Department of Psychiatry and Psychotherapy, University Hospital Carl Gustav Carus of the Technische Universität Dresden, Dresden, Germany.
Coordination Centre for Clinical Trials, Faculty of Medicine Carl Gustav Carus, Technische Universität Dresden, Dresden, Germany.
Transl Psychiatry. 2023 Apr 5;13(1):113. doi: 10.1038/s41398-023-02404-7.
This registered clinical trial sought to validate a laboratory test system devised to screen medications for alcoholism treatment (TESMA) under different contingencies of alcohol reinforcement. Forty-six nondependent, but at least medium-risk drinkers were given the opportunity to earn intravenous infusions of ethanol, or saline, as rewards for work in a progressive-ratio paradigm. Work demand pattern and alcohol exposure dynamics were devised to achieve a gradual shift from low-demand work for alcohol (WFA) permitting quickly increasing breath alcohol concentrations (BrAC) to high-demand WFA, which could only decelerate an inevitable decrease of the previously earned BrAC. Thereby, the reward contingency changed, modeling different drinking motivations. The experiment was repeated after at least 7 days of randomized, double-blinded treatment with naltrexone, escalated to 50 mg/d, or placebo. Subjects treated with naltrexone reduced their cumulative WFA (cWFA) slightly more than participants receiving placebo. This difference was not statistically significant in the preplanned analysis of the entire 150 min of self-administration, i.e., our primary endpoint (p = 0.471, Cohen's d = 0.215). Naltrexone serum levels correlated with change in cWFA (r = -0.53; p = 0.014). Separate exploratory analyses revealed that naltrexone significantly reduced WFA during the first, but not the second half of the experiment (Cohen's d = 0.643 and 0.14, respectively). Phase-dependent associations of WFA with changes in subjective stimulation, wellbeing and desire for alcohol suggested that the predominant reinforcement of WFA was positive during the first phase only, and might have been negative during the second. We conclude that the TESMA is a safe and practical method. It bears the potential to quickly and efficiently screen new drugs for their efficacy to attenuate positively reinforced alcohol consumption. It possibly also provides a condition of negative reinforcement, and for the first time provides experimental evidence suggesting that naltrexone's effect might depend on reward contingency.
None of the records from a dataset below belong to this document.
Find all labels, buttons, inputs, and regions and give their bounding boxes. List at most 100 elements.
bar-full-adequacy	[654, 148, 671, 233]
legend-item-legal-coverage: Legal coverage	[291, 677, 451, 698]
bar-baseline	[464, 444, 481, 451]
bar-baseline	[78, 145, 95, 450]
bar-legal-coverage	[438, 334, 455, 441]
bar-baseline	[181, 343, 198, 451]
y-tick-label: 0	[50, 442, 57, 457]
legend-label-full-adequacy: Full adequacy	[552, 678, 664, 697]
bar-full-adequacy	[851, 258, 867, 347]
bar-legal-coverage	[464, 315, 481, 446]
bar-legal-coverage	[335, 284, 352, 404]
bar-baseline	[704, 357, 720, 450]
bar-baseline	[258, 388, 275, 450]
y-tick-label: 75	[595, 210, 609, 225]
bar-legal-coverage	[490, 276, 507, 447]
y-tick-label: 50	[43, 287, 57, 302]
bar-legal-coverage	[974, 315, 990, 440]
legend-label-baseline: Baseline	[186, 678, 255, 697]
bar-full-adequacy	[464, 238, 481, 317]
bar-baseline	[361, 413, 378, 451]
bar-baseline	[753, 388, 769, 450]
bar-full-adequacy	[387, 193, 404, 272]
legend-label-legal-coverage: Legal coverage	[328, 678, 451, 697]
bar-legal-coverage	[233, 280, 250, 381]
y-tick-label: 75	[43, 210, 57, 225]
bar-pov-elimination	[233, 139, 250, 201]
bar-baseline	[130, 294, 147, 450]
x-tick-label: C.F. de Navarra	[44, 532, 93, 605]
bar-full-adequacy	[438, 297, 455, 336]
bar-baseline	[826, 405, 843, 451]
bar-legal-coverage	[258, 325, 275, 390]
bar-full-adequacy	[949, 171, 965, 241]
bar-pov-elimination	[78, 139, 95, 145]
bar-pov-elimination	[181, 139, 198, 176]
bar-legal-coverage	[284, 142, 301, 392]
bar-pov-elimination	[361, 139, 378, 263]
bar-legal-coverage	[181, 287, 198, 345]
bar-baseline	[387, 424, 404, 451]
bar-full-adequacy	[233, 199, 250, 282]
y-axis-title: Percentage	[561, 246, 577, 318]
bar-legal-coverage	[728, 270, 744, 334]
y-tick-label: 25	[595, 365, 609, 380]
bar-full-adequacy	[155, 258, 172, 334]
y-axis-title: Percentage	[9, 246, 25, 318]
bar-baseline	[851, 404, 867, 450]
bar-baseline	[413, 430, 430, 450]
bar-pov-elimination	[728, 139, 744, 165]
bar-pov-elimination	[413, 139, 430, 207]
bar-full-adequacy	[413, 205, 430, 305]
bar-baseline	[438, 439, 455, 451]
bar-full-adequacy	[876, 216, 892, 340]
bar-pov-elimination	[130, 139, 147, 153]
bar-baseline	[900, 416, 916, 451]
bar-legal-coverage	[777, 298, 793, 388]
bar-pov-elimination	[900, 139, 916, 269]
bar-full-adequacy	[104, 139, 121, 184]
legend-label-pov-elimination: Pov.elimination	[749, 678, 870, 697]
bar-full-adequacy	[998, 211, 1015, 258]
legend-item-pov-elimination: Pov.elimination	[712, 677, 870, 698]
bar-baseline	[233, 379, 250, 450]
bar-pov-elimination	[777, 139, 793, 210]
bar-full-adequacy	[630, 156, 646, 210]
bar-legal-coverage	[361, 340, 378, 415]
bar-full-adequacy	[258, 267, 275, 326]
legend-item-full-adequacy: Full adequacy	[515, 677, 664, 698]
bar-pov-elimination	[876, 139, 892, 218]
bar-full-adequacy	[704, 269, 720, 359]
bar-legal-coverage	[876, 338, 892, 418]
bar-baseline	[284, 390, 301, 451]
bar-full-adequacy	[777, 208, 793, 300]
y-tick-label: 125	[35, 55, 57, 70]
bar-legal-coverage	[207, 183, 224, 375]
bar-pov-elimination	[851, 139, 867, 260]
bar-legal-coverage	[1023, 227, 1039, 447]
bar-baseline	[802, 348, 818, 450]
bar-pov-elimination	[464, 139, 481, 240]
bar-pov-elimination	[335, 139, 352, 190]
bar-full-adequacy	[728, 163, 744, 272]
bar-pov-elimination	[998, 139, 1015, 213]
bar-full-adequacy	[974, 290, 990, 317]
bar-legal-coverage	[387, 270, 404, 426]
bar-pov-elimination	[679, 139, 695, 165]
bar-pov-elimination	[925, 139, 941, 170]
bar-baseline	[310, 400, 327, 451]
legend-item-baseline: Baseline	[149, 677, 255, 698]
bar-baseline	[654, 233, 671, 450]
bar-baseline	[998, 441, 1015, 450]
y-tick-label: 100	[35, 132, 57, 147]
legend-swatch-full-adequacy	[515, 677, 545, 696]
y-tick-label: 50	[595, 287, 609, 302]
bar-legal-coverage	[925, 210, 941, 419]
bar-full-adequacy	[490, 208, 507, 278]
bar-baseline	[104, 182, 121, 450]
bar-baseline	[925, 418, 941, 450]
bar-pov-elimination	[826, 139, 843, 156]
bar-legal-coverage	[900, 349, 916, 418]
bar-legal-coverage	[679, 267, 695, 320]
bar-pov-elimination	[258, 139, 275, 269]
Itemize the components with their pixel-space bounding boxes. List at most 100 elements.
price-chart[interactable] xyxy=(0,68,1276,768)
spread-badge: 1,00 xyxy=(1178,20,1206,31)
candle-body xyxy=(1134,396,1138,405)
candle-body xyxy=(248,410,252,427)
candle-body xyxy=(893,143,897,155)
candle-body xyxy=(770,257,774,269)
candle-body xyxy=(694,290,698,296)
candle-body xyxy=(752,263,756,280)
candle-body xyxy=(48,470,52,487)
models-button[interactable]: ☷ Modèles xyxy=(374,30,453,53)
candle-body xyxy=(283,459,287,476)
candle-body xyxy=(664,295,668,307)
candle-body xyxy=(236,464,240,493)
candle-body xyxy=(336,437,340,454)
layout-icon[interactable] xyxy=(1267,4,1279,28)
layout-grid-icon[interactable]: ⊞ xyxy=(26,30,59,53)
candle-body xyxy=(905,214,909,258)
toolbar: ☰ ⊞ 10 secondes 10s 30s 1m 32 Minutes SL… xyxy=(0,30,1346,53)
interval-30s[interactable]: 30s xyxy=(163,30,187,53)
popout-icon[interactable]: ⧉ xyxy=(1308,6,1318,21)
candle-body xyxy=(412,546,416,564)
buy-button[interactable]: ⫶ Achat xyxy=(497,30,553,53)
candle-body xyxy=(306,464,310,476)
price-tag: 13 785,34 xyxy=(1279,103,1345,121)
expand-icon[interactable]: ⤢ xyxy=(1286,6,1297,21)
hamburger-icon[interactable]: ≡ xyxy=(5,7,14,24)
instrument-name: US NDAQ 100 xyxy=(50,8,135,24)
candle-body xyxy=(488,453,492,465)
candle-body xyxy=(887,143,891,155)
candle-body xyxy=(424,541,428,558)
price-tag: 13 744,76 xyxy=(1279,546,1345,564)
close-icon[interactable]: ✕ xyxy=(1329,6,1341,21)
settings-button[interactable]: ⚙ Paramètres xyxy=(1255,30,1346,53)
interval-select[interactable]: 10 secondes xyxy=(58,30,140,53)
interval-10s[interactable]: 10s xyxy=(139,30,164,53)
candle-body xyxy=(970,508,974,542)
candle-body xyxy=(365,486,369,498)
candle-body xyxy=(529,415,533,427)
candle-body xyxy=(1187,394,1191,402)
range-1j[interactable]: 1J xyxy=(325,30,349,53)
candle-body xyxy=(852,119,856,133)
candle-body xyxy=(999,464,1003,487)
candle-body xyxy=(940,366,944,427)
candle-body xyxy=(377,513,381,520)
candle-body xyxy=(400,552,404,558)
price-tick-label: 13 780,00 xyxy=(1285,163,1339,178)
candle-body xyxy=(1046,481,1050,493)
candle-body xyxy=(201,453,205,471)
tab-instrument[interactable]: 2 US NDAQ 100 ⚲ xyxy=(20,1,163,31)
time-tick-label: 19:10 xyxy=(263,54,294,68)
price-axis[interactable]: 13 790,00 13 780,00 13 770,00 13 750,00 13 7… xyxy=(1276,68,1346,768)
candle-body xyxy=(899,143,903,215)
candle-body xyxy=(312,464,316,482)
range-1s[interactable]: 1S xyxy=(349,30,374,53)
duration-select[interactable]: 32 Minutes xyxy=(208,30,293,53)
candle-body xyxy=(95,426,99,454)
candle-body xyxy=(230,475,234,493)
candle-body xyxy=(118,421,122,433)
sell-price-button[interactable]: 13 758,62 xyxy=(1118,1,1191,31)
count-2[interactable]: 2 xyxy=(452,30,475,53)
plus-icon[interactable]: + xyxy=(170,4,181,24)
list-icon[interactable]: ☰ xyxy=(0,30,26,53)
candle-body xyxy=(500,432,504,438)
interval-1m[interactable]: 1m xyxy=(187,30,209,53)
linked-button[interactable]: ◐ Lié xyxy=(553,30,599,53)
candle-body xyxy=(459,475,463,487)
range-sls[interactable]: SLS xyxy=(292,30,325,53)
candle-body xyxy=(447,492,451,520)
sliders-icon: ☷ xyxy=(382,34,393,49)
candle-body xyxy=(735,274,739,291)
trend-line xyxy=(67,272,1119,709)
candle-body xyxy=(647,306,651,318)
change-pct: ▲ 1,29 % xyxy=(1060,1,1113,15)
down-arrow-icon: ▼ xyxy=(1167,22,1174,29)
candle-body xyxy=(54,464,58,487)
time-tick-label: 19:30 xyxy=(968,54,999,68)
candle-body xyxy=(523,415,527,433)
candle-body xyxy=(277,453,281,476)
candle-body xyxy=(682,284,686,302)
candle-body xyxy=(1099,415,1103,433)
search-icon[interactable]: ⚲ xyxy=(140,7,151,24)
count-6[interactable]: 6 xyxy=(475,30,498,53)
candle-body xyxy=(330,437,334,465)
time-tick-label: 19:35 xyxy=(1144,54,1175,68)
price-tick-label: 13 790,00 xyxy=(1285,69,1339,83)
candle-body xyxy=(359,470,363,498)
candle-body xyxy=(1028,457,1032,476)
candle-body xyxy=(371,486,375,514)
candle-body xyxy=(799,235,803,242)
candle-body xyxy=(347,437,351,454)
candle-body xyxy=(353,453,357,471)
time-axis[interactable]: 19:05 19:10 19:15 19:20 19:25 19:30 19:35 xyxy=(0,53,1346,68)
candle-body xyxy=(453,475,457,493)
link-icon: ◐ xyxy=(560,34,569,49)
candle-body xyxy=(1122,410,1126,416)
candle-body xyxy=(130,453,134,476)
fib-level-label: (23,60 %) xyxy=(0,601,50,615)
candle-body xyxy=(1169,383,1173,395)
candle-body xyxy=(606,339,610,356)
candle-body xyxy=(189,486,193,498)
这项注册临床试验旨在验证一种旨在筛选酒精中毒治疗药物的实验室测试系统(TESMA),该系统适用于不同的酒精强化条件。46 名非依赖性但至少中度风险的饮酒者有机会通过累进比率范式的工作获得静脉内输注乙醇或生理盐水作为奖励。工作需求模式和酒精暴露动力学的设计旨在实现从允许快速增加呼气酒精浓度(BrAC)的低需求酒精工作(WFA)到高需求 WFA 的逐渐转变,而高需求 WFA 只能减缓先前获得的 BrAC 的不可避免的下降。因此,奖励条件发生了变化,模拟了不同的饮酒动机。在至少 7 天的纳曲酮随机、双盲治疗后,即每天 50 毫克或安慰剂,重复了该实验。接受纳曲酮治疗的受试者的累积 WFA(cWFA)略有减少,比接受安慰剂的参与者减少得稍多。在整个 150 分钟自我给药的预先计划分析中,这种差异没有统计学意义,即我们的主要终点(p=0.471,Cohen's d=0.215)。纳曲酮血清水平与 cWFA 的变化相关(r=-0.53;p=0.014)。单独的探索性分析表明,纳曲酮在实验的前半部分显著减少了 WFA,但在后半部分没有(Cohen's d 分别为 0.643 和 0.14)。WFA 与主观刺激、幸福感和饮酒欲望变化的阶段相关性表明,WFA 的主要强化在前半部分是积极的,而在后半部分可能是消极的。我们得出结论,TESMA 是一种安全实用的方法。它有可能快速有效地筛选新药物,以减轻积极强化的酒精消费。它可能还提供了一种负强化的条件,并首次提供了实验证据,表明纳曲酮的作用可能取决于奖励条件。